Macau Baccarat Revenues Pulling Their Weight
Posted on: April 21, 2013, 05:23h.
Last updated on: April 21, 2013, 02:24h.
What’s a little H7N9 virus, or a loss of mainland China gambling junkets, when you’re Macau, the most lucrative gambling region in the world? Even dings like that, which might affect less stellar revenue-creators than the Special Administrative District that draws some of the world’s biggest whales to its casinos, have not dimmed Macau’s first quarter earnings reports, and amidst all the luscious profits, the classic casino game known as baccarat remains the kingpin that is at the front of the profit line.
First Quarter Earnings Robust
The proof is in the profits, and gross revenue figures of $10.66 billion for only January – March of this year would make anyone’s smile perk up, let alone a casino’s. Even more dazzling, those numbers represent a staggering 14.8 percent bump over the same time last year. We bet some casino bosses from Vegas are scrambling now, trying to figure out how the heck they did that hat trick.
Baccarat Is the Secret
Turns out the secret lies with the elegant, if completely luck-based, game of baccarat, long a staple of casinos everywhere, but apparently incredibly popular with Asian gamblers. When we say “incredibly,” it’s no exaggeration, because of that $10.66 billion, 91 percent of it came from the game that some say dates back to Etruscan times. In fact, according to the official Gaming Inspection and Coordination Bureau, a whopping two-thirds of that first quarter overall revenue came specifically from VIP baccarat, with a $7.3 billion take; while the balance came from “standard” baccarat, which pulled in 23 percent of the monies at $2.5 billion. Nice work if you can get it, and you can get it if you’re Macau, it seems.
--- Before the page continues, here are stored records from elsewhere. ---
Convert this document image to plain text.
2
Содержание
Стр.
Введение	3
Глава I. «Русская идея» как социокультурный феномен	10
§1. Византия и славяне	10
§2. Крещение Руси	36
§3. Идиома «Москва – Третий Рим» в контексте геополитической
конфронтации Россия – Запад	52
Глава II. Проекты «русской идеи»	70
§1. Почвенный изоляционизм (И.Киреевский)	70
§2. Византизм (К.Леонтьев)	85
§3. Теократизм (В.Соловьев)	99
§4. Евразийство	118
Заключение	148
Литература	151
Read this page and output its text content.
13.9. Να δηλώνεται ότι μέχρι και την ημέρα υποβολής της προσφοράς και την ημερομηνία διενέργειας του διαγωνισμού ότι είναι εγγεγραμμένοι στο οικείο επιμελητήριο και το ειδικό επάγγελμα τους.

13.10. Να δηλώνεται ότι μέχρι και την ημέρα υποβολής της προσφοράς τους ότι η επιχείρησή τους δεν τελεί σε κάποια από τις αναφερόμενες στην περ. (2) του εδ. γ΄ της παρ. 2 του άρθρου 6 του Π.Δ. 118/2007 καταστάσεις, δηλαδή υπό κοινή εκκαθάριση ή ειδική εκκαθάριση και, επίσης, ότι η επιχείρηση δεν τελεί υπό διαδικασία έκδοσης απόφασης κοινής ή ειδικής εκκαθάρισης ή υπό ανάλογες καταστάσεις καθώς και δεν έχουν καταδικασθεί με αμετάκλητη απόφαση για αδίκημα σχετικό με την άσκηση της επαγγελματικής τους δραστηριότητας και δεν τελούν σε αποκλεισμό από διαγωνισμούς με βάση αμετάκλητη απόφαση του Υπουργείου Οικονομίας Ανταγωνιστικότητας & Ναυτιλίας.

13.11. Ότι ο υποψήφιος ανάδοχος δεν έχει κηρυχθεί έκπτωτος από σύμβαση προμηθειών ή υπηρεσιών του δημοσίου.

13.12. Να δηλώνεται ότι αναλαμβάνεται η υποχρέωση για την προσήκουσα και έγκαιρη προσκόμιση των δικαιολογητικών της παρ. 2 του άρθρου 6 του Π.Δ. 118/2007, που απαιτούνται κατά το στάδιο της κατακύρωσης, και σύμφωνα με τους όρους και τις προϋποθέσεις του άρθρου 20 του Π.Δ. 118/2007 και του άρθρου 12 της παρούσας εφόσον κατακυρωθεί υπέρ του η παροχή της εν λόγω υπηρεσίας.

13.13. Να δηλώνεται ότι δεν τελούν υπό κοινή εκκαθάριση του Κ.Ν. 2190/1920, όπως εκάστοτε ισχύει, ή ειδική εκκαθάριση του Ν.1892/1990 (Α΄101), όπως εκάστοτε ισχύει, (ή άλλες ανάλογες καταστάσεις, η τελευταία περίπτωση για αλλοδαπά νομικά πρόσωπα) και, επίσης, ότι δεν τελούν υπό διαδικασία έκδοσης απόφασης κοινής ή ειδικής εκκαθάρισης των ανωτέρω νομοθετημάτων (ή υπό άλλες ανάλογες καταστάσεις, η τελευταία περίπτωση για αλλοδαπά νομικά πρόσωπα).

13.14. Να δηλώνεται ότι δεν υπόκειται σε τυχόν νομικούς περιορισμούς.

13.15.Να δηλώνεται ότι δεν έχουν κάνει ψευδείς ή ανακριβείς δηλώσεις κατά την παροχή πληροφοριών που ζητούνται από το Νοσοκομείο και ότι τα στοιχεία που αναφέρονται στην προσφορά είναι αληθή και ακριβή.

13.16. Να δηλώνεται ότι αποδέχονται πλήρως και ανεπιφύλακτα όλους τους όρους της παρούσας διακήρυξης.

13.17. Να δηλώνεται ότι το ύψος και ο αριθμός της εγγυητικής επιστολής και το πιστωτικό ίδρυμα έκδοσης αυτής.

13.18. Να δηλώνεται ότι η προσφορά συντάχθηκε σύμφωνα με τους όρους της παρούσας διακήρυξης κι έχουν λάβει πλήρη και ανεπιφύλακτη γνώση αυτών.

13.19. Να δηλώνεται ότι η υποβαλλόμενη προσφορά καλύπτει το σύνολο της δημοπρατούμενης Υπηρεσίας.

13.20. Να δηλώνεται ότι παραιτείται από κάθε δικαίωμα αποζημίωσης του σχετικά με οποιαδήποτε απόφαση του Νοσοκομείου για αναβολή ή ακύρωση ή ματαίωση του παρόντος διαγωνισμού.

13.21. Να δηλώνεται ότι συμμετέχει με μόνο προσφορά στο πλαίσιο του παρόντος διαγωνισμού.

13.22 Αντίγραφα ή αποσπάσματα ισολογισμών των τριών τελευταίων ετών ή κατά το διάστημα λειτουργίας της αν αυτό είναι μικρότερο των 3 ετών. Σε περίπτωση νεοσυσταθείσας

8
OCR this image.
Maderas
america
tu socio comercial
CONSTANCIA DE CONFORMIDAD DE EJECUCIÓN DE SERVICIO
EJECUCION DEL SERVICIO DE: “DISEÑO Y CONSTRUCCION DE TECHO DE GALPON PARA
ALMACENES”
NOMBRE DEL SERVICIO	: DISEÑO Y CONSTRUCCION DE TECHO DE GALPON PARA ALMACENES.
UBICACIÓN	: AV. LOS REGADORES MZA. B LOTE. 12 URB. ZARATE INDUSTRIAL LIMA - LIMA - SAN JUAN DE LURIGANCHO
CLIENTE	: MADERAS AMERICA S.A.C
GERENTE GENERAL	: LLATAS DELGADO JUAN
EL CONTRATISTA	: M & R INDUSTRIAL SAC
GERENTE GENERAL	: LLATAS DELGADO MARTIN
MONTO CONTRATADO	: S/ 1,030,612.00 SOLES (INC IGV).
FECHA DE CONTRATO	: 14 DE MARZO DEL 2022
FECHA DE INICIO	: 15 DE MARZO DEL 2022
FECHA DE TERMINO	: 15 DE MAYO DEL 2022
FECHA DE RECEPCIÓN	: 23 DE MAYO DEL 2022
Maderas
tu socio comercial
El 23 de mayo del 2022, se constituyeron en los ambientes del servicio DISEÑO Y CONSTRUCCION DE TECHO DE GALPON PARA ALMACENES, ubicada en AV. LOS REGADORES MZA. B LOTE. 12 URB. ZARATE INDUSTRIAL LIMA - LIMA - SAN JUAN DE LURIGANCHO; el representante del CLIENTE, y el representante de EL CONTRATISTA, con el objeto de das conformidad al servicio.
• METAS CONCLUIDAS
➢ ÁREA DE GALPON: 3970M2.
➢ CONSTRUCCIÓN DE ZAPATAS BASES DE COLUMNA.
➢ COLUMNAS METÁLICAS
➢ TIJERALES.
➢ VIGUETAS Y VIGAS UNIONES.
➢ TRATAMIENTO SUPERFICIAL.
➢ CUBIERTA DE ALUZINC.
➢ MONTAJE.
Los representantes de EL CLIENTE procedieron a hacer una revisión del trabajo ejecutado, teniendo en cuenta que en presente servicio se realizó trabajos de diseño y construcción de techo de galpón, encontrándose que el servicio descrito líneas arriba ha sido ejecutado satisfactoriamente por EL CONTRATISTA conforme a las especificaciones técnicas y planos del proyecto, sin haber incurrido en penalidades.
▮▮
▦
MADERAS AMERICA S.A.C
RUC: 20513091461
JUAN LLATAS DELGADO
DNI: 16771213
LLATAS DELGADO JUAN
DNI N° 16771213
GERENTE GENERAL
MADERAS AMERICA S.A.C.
Slot Machines Also Profitable
Also pulling their weight this quarter were baccarat’s much less glamorous, working plow horse of a cousin: slot machines (have you ever seen James Bond on a slot machine? We rest our case). Slots were responsible for $446 million for the quarter, which, in comparison to the Bond game, now sounds like mere chump change, but is, in fact, a pretty nice performance figure.
Bringing up the profit rear were Cussec (a variation of chuck-a-luck; we have no clue what that is either, but we’re told Cussec is very popular in Asian countries), which reaped $194 million; and then horse and dog racing, scratch cards, sports betting and Chinese lotteries.